Outside of Milan and Ireland, where Farrell and McNamara have also designed a number of private homes, Grafton Architects has also completed buildings in France, the United Kingdom, and Peru.

a streetcar university building in Milan
The School of  Economics building, aka the Grafton Building, at Universita Luigi Bocconi in Milan. (Federico Brunetti/Courtesy Pritzker Architecture Prize)

Farrell and McNamara’s theme for the 2018 Venice Biennale was Freespace, a concept that explored “a generosity of spirit and a sense of humanity at the core of architecture’s agenda, focusing on the quality of space itself,” in the architects’ own words. “The exhibition invites emotional and intellectual engagement of the many who come to the Biennale in order to understand architecture more fully, to stimulate discussion on core architectural values and to celebrate architecture’s proven and enduring contribution to humanity.”

In addition to being bestowed with numerous awards that now includes the coveted Pritzker Prize, Farrell and McNamara have lectured on architecture and the built environment at venues across the globe. They’ve also held teaching positions at a number of universities including Yale University, the Harvard Graduate School of Design, Accademia d’Archittettura in Mendrisio, Switzerland, and at their alma mater, the School of Architecture at University College Dublin, where they were named adjunct professors in 2015. Both are elected members, and the first architects to be admitted, of esteemed Irish arts organization Aosdána.

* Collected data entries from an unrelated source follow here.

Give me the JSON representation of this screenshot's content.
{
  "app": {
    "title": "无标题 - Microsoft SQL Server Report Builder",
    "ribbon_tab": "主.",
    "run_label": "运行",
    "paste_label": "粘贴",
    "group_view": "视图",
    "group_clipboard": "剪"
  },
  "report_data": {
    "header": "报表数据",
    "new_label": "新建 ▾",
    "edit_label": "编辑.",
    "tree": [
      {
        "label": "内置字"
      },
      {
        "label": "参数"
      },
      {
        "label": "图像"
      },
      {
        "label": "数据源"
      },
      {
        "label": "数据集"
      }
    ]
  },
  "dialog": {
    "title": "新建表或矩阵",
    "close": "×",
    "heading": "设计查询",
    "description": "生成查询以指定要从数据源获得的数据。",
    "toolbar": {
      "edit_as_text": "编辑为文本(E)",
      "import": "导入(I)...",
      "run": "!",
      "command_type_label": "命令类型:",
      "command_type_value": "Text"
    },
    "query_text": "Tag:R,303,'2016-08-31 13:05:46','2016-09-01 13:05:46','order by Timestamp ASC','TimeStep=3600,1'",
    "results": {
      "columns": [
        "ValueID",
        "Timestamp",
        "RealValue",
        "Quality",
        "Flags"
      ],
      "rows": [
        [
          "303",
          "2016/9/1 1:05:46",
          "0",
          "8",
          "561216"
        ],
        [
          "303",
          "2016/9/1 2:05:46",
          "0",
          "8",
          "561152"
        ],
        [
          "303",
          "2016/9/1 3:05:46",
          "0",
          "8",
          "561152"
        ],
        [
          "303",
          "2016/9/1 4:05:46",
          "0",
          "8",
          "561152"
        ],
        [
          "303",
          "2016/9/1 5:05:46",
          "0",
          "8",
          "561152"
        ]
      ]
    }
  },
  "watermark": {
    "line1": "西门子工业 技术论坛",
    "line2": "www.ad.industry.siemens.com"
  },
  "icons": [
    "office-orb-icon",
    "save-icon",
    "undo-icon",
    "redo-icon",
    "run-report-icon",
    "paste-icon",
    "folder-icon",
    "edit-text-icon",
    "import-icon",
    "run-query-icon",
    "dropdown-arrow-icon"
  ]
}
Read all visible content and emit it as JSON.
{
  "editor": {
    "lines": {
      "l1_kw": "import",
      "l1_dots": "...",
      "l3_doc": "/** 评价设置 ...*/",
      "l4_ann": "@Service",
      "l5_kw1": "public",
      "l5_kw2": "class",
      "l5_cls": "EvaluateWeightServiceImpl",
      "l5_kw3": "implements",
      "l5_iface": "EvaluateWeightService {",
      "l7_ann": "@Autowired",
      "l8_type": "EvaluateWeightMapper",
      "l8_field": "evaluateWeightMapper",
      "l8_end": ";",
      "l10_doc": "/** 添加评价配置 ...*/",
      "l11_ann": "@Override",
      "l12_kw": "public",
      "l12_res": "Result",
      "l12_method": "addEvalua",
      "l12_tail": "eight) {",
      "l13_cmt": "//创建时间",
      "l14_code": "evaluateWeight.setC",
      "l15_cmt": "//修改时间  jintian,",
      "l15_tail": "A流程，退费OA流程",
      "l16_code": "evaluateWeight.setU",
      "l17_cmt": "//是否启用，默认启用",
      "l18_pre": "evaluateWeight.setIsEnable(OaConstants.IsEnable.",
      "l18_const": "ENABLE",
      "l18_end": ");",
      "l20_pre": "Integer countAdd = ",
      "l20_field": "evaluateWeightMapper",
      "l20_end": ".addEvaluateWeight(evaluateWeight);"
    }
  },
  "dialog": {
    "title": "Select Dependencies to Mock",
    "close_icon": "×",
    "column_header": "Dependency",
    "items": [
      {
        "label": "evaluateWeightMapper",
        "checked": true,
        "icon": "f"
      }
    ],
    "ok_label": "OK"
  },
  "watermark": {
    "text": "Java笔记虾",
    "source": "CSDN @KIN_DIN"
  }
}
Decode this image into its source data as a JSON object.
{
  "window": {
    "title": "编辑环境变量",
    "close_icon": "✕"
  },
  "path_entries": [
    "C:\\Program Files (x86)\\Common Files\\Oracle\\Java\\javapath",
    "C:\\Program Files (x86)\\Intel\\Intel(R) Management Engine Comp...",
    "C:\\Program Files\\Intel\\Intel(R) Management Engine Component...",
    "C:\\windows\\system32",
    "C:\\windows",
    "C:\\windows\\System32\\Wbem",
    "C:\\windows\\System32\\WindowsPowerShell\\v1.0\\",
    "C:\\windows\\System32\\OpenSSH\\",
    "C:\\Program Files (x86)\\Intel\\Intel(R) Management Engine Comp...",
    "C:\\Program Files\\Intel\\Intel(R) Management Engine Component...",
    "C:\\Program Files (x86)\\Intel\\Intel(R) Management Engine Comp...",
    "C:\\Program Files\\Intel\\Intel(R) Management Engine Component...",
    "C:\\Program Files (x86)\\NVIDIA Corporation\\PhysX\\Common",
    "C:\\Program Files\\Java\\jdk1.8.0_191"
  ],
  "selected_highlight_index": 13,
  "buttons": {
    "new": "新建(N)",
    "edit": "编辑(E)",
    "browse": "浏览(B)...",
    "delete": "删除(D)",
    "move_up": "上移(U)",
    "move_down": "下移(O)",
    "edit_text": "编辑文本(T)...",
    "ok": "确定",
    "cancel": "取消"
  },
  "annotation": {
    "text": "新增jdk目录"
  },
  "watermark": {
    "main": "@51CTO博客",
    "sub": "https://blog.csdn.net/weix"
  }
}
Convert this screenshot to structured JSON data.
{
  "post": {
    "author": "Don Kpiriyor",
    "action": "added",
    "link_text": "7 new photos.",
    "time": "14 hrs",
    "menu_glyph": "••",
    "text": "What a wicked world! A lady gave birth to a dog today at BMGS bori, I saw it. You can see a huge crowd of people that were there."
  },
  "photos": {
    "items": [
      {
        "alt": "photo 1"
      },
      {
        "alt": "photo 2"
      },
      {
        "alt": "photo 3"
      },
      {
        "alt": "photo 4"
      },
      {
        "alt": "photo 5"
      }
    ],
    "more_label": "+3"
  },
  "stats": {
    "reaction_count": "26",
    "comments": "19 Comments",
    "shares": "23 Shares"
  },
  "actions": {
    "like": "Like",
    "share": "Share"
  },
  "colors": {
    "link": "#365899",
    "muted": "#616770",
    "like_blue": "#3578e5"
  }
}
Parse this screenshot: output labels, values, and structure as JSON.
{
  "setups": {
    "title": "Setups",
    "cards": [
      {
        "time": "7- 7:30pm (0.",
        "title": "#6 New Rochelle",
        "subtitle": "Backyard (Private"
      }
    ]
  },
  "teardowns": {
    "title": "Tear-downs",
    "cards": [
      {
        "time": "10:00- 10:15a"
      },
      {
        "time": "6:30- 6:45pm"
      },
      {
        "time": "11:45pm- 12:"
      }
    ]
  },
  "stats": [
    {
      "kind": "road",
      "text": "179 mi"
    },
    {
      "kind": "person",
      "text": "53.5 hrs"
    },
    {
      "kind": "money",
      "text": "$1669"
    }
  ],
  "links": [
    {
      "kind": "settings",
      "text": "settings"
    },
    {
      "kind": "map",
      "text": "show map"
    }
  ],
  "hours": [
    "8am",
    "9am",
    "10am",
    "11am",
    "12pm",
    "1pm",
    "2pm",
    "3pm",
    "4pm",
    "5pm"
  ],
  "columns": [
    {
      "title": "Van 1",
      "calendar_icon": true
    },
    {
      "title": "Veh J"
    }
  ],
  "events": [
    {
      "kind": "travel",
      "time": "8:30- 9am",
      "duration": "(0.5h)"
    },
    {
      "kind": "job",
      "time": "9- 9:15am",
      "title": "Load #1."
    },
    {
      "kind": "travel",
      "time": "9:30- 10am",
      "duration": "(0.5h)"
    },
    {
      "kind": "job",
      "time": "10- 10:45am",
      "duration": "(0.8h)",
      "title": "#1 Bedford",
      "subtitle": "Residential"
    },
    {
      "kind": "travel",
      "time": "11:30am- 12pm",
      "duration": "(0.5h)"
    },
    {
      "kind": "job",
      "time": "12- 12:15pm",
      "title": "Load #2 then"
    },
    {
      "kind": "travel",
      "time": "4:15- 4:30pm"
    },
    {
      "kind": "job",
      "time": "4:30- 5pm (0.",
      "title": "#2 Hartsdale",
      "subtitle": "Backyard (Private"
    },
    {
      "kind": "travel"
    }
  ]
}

“Within the ethos of a practice such as ours,” said McNamara in a statement, “we have so often struggled to find space for the implementation of such values as humanism, craft, generosity, and cultural connection with each place and context within which we work. It is therefore extremely gratifying that this recognition is bestowed upon us and our practice and upon the body of work we have managed to produce over a long number of years. It is also a wonderful recognition of the ambition and vision of the clients who commissioned us and enabled us to bring our buildings to fruition.”